Warning: This story refers to graphic examples of child abuse.

An Anchorage man who was initially feared to have local child victims was sentenced Thursday to eight and a half years in federal prison for possessing child pornography. 

Anchorage Police intercepted 28-year-old Cody Cogley last year, when they say he sent "child sexual exploitation videos" to an undercover detective with APD's Cyber Crimes Unit. The Alaska Internet Crimes Against Children Task Force, Alaska State Troopers and the FBI then served a search warrant at Cogley's home and found evidence of the crimes on his computer and cell phone.
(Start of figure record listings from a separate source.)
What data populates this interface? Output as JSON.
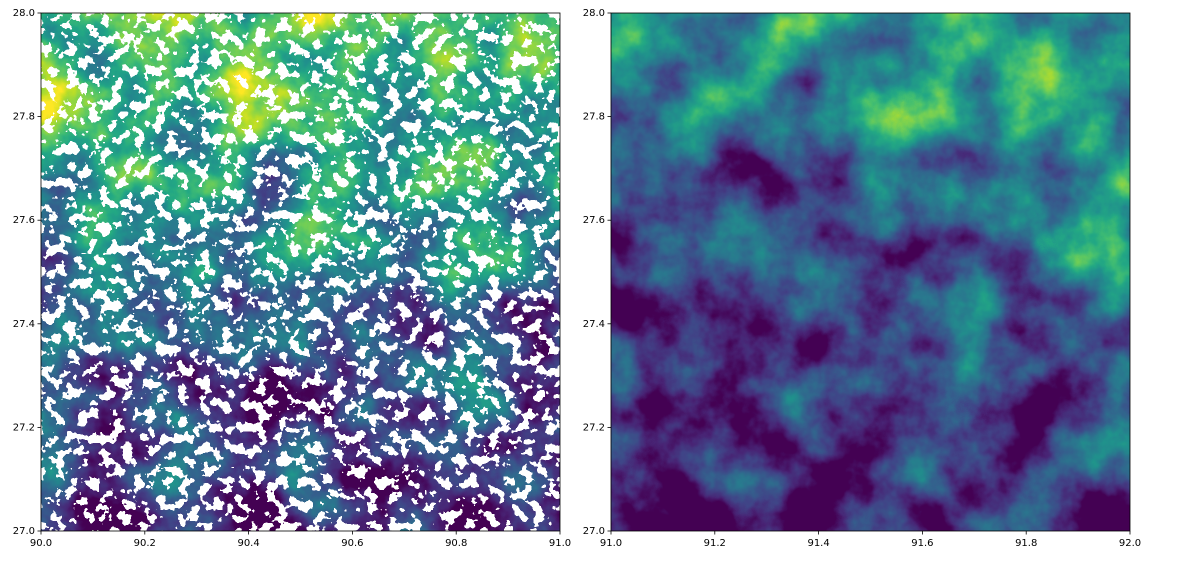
{
  "chart_data": [
    {
      "type": "image",
      "xlim": [
        90,
        91
      ],
      "ylim": [
        27,
        28
      ],
      "xticks": [
        {
          "value": 90,
          "label": "90.0"
        },
        90.2,
        90.4,
        90.6,
        90.8,
        {
          "value": 91,
          "label": "91.0"
        }
      ],
      "yticks": [
        {
          "value": 27,
          "label": "27.0"
        },
        27.2,
        27.4,
        27.6,
        27.8,
        {
          "value": 28,
          "label": "28.0"
        }
      ]
    },
    {
      "type": "image",
      "xlim": [
        91,
        92
      ],
      "ylim": [
        27,
        28
      ],
      "xticks": [
        {
          "value": 91,
          "label": "91.0"
        },
        91.2,
        91.4,
        91.6,
        91.8,
        {
          "value": 92,
          "label": "92.0"
        }
      ],
      "yticks": [
        {
          "value": 27,
          "label": "27.0"
        },
        27.2,
        27.4,
        27.6,
        27.8,
        {
          "value": 28,
          "label": "28.0"
        }
      ]
    }
  ]
}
Federal court documents describe Cogley's collection of 14 videos and 313 images, some showing infants, as "noteworthy for the extreme depictions of violence and abuse that it contained against the most vulnerable members of our society."

Additionally, investigators found a document on Cogley's computer titled "The Pedophile's Handbook," which outlined steps for how to lure children and sexually abuse them. 

"This 'handbook' provides some evidence that simply viewing images and videos of children being molested was no longer sufficient to the defendant," Assistant U.S. Attorney Kyle Reardon wrote in a sentencing memorandum. 

At the time of Cogley's arrest in December, an APD spokesperson said Cogley's van had the windows blacked-out and all but the front seats removed, and investigators had found evidence that Cogley intended to buy a bed for the van.

APD released an alert to the public, warning Cogley might have had local victims, but the sentencing documents say "there is insufficient evidence in the record that the defendant has committed a hands-on offense." 

Cogley agreed to plead guilty to two counts of possession of child pornography. The plea agreement he signed states Cogley first downloaded child pornography 15 years ago, and preferred children aged "around 7, 7 and up."

The document also says Cogley was using an encrypted and anonymous web browser at the time of APD's search, indicating to Reardon, "That he was more sophisticated than the average user." 

A sentencing document prepared by Cogley's defense attorney, Matthew Scoble, says Cogley "appears to have suffered from a kind of benign neglect as a child." The memorandum says Cogley's parents withdrew him from school when he was in the eighth grade, and made no effort to enroll him in an alternative school or home school him. Cogley does not have a GED, and last worked at Smashburger. 

Scoble also noted that Cogley sustained a "catastrophic brain injury" after he was in a serious car accident that left him disabled. 

Cogley gave a brief statement, saying "I am sorry for those kids," and "It saddens me greatly that so many kids are abused like that." He also said he wanted to return to his parents and his cats, which depend on him. 

Reardon said after the hearing, "I believe he's sorry he got caught, but it's speculation to question what his motives are." 

On behalf of Cogley, Scoble requested a sentence of five years imprisonment with 25 years of supervised release to follow, while Reardon asked the judge to impose a sentence of 10 years, and a lifetime of supervised release. 

U.S. District Court Judge Ralph Beistline sentenced Cogley to eight and a half years, with 30 years of supervised release to follow.  

Before Cogley was taken out of the courtroom, he formed a heart with his hands and told members of his family, "See you in eight years."